The spirit of Kurt Schwitters looms large over MERZ, the exhibition and artists’ residency space housed in a former lemonade factory and surrounding outhouses in the village of Sanquhar, Dumfries and Galloway. Founded by Dave Rushton in 2009, MERZ takes Schwitters’ collagist approach drawn from his cutting up the German word, ‘Kommerz’ (commerce) to create something new.
The notions of ‘Reconstruction and Fabrication’ that are at the heart of MERZ are best exemplified by Schwitters’ Merzbau (Merzhouse), whereby several rooms of his family home were transformed utilising assorted detritus.

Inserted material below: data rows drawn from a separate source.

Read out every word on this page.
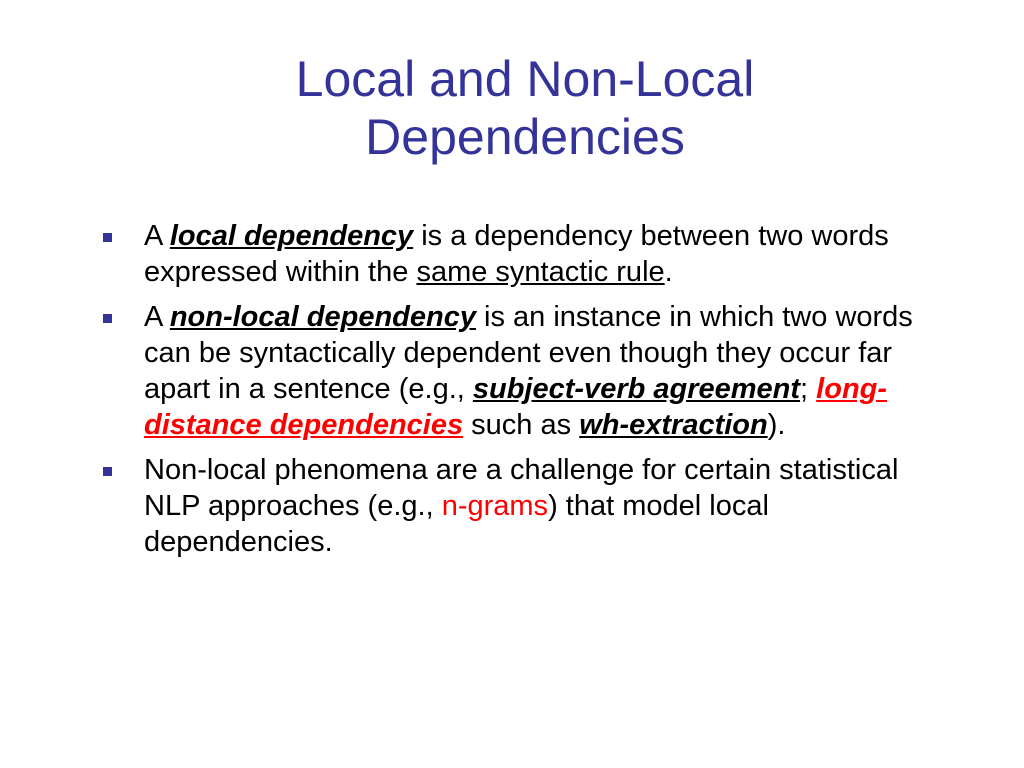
Local and Non-Local
Dependencies
A local dependency is a dependency between two words expressed within the same syntactic rule.
A non-local dependency is an instance in which two words can be syntactically dependent even though they occur far apart in a sentence (e.g., subject-verb agreement; long-distance dependencies such as wh-extraction).
Non-local phenomena are a challenge for certain statistical NLP approaches (e.g., n-grams) that model local dependencies.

Schwitters went on to create similar constructions in Lysaker, near Oslo, then in Cumbria, where he was exiled after fleeing Nazi Germany prior to his death in 1948.
Rushton learnt about Schwitters’ story while visiting Cumbria, and has applied his inspiration’s aesthetic to his own MERZ through an ongoing series of residencies that culminate in exhibitions by resident artists in the gallery or former abattoir now repurposed as the Museum of Model Art. Artists document their process on film throughout, with the results shown on the MERZ website.
“The idea of our current collage residency,” says Rushton, “is that you look into the local folklore, history, tradition, industry, culture, nature, and make collages around that, exploring the locality, and revitalising its history by recreating it, reinventing it or repurposing it in the same way that Kurt might take an old bus ticket and turn it into something else. So we look at what is overlooked or forgotten, irrelevant, discarded, to be repurposed.”
MERZ’s debt to Schwitters is made clear in Untitled (2022), a stop-motion animated film directed by Rushton, and which premieres this weekend as part of an event dubbed by MERZ artist Ric Kasini Kadour as the Schwitters Army Reunion. Over the film’s ten-minute duration, Schwitters speculates on his own and fellow artist Hannah Höch‘s lives while he is exiled in Cumbria, reimagining memories shared between them.
“We were wrestling with trying to find a way of representing parts of Kurt Schwitters life which don't get written about,” says Rushton, “particularly his relationship with women and imagined conflicts about childcare when he was trying to build his sculptures. There were all these tensions that we imagined must have existed in his life, especially when he was in poor health.
“We refracted these thoughts through what might have happened if he'd picked up a movie camera second-hand in Ambleside in 1946, thinking this might be what he dwelt upon and thought about. It is a conjectural film, a conscript, filling in the gaps in his life that must have existed.”
Rushton’s journey to MERZ began as a member of the British wing of conceptualist collective Art & Language before he moved into political and trade union activism and filmmaking. In the late 1970s he began the Red Star Cinema in Edinburgh, and provided print material for various political groups before founding the Institute of Local Television to explore the potential for local TV broadcasting. All films made at MERZ are now produced under the Summerhall TV banner.
Future plans for MERZ include using local clay from a former brickworks to provide a pottery centre where ceramics can be made, “bolting onto the history of the former brick works that made the bricks for the Celtic Stadium in Glasgow, but whose clay fields have been dormant for twenty years until we revive them.”
In summing up MERZ’s approach, as Rushton puts it, “I collage buildings together, taking a bit of one building, and putting it into another. So if it's got a twenty-year life left in it, then I can put it into a shed when I'm rebuilding or whatever. I'm re fabricating.”
And what, one wonders, might Schwitters make of MERZ?
“Well, I hope he would like what we’re doing,” Rushton speculates. “I'm interested in the ways in which legacy doesn't perpetuate this historical, backward looking thing to reveal and understand and look for literal truths. That, to me, is quite dry. I think Schwitters was constantly evolving, constantly changing his work, even when ill and bed-bound he'd make little collages on cigarette packets. There was always that sense of pushing forward and changing.
“I'm interested in legacy that revitalises and reinvents, and is not about fakery. It's about saying there's something that inspires you here, let's see if we can't evolve and work with it and just let it roll. I get a great kick out of artists coming to MERZ. I'm of an age now, and I had my career as a conceptual artist and a filmmaker, so I'm quite happy to just enjoy the pleasure of others finding out for themselves about what they can do.”